プログラム切替直後の火曜日は午前十時の映画祭13を観に行く日、ただし本来は先週。とある事情から1週先送りにしておりました。もう1週は延ばせ……なくはないのだが、観る作品が立て込んできそうなので、私にとっては今日が最後のタイミングです。
外を歩くのもしんどい陽気につき、普段は雨降りのときにだけ使っている、屋根の下を出る時間が最小限のルートを利用。ほんの数分だけど、家を出るとき既に32度くらいに達してますから、外など歩きたくない、歩きたくないのだ。
いつものTOHOシネマズ日本橋にて鑑賞した今コマの作品は、消火活動の最前線にいる男たちが、連続放火事件に挑むパニック&サスペンス映画、『バックドラフト』(UIP Japan初公開時配給)。
たぶん一定の年齢以上の人なら、映画は知らなくてもテーマ曲だけは聴いた可能性がある。何故なら、伝説のテレビ番組『料理の鉄人』のテーマ曲として用いられていたから。かく言う私も、あとで知ってのけ反りました。何なら、この曲を聴くと自然に鹿賀丈史が思い浮かぶくらいになってたぞ。
戯言はさておき本篇です。これも地上波ゴールデンで映画を流すことが普通だった時期に頻繁にかかっていたほうで、断片的に観ていますが通して鑑賞するのは初めて。
アメリカ産のこういう映画では定番の家族の軋轢、肉体派組織一流の手荒い歓迎、とお約束の要素てんこ盛りですが、そこに“バックドラフト”という公開当時はまだ知名度の低かった現象に焦点を当てた解りやすさと、連続放火事件の謎解きを加えたことで、オリジナリティと牽引力が生まれている。超然としたデ・ニーロの介入と、証拠集めの経緯は、ミステリ好きとしてちょっと燃えます。

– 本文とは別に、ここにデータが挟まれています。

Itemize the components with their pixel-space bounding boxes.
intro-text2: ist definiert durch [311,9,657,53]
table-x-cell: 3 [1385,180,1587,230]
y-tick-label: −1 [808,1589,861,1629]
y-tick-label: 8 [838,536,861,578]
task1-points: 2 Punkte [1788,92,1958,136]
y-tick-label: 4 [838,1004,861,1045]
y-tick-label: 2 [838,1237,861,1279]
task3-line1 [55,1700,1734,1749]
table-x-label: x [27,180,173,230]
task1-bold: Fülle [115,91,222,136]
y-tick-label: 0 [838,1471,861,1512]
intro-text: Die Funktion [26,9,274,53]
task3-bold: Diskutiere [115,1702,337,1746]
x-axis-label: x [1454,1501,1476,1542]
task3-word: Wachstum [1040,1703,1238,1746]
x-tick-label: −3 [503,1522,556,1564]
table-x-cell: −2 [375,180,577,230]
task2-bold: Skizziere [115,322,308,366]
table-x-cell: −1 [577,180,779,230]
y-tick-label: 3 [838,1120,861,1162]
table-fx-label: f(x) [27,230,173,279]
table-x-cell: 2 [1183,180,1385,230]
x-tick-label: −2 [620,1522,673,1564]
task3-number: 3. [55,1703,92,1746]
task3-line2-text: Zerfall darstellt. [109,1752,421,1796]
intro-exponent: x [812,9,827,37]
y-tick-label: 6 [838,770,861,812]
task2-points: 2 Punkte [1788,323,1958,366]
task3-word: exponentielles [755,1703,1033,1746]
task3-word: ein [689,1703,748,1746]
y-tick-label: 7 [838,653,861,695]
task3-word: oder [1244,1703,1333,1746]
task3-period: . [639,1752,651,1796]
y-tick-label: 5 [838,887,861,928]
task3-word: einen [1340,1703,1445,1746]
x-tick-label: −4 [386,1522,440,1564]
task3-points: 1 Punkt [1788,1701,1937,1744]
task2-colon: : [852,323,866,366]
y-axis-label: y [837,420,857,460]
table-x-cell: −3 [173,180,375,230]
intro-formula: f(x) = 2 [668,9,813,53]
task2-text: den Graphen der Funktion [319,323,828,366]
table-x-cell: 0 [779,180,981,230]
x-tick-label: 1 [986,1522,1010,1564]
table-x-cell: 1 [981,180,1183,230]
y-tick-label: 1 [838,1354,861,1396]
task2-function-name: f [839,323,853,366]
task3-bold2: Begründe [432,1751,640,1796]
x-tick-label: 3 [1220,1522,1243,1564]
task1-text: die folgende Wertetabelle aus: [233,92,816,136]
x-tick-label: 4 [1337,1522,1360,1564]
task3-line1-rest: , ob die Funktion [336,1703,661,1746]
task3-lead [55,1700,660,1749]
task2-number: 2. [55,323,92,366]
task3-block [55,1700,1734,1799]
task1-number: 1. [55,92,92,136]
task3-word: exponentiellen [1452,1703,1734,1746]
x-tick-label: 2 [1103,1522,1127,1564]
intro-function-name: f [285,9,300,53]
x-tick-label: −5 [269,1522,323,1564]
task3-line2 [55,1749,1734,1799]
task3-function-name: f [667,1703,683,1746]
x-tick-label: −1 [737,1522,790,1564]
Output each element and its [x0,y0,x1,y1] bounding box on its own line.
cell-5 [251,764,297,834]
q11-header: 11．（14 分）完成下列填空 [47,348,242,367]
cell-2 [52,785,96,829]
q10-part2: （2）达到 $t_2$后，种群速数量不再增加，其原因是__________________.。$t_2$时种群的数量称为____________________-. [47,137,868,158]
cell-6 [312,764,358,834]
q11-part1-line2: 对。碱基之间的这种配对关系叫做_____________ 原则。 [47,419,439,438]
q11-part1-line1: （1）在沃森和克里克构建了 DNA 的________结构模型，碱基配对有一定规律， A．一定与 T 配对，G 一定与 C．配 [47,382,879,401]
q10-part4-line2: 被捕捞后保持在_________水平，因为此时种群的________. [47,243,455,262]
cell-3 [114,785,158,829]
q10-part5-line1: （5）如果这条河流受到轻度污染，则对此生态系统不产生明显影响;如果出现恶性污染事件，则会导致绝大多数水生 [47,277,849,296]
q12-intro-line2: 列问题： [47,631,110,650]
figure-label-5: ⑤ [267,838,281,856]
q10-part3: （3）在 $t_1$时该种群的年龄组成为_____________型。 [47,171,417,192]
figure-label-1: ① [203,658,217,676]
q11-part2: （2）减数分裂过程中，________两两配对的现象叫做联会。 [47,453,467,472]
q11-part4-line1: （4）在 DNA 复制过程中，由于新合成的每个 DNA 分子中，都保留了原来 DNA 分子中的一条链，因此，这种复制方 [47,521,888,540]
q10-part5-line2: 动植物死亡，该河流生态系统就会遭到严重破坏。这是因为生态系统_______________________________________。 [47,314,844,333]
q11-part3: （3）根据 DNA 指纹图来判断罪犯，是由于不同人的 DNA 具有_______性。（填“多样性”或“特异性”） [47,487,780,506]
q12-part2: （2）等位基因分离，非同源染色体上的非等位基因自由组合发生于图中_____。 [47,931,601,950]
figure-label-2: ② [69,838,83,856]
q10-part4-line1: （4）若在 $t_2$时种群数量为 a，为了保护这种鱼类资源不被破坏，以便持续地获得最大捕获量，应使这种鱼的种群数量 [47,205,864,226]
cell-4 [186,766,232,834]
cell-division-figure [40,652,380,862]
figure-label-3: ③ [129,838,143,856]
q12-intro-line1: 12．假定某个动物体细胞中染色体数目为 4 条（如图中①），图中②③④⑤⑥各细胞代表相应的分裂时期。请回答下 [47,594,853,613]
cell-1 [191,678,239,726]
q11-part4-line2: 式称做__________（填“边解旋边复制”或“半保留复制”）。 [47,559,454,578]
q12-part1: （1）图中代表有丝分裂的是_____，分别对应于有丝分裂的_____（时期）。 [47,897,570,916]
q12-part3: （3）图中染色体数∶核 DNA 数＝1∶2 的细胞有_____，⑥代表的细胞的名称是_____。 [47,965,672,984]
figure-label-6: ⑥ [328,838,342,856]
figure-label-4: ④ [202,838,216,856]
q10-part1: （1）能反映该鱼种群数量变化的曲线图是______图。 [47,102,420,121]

お約束の要素てんこ盛り、とは言え、そこにそつがないのも美点。はっきりとそう明言はしていないものの、恐らくは父の死を目の当たりにしてしまったがゆえに、消防の仕事に憧れつつも腰が引けている弟と、父の英雄的な死にざましか知らず、愚直なまでに憧れ突き進んできたことで凄腕にはなったが、他の者への共感が乏しくなっている兄。シンプルなようでいて、そんな入り組んだ心象が窺える兄弟の葛藤が、連続放火事件という要素によってドラマティックに展開していく。終盤の展開はさすがにちょっと早とちりが過ぎるだろ、とは思いますが、その辺もサスペンス的な醍醐味と言える。
しかし何よりも凄いのは、やっぱり火災の描写です。むろん、本篇に影響されて生まれた後続のほうがクオリティは上がってきているわけですが、リアリティとインパクトを活写した、という点ではやっぱり特筆すべき作品だと思う。爆発の瞬間なんか、映画館の音響だと振動も体感出来るほどで、これは自宅より映画館など、いい環境で観るべきです。
本質的には有り体でも、装飾と工夫で充分に魅力的に仕上げられる、と証明している優秀な娯楽作品。間違いなく、この映画祭でかけるに相応しい作品でした。
なぜ、通常のローテーションである先週に観なかったか、と言えば、日本橋ふくしま館のイートインにお気に入りの老麺まるやが来ているのがこのタイミングだったから。ここを逃すと、しばらくご無沙汰になりそうなので、意地で合わせにいったのです。今日はお土産も売っていたので、ほくほくの気分で購入。
帰途、なかなか訪れられなかった本屋にも立ち寄り、懸案だったものを3冊購入してから帰宅。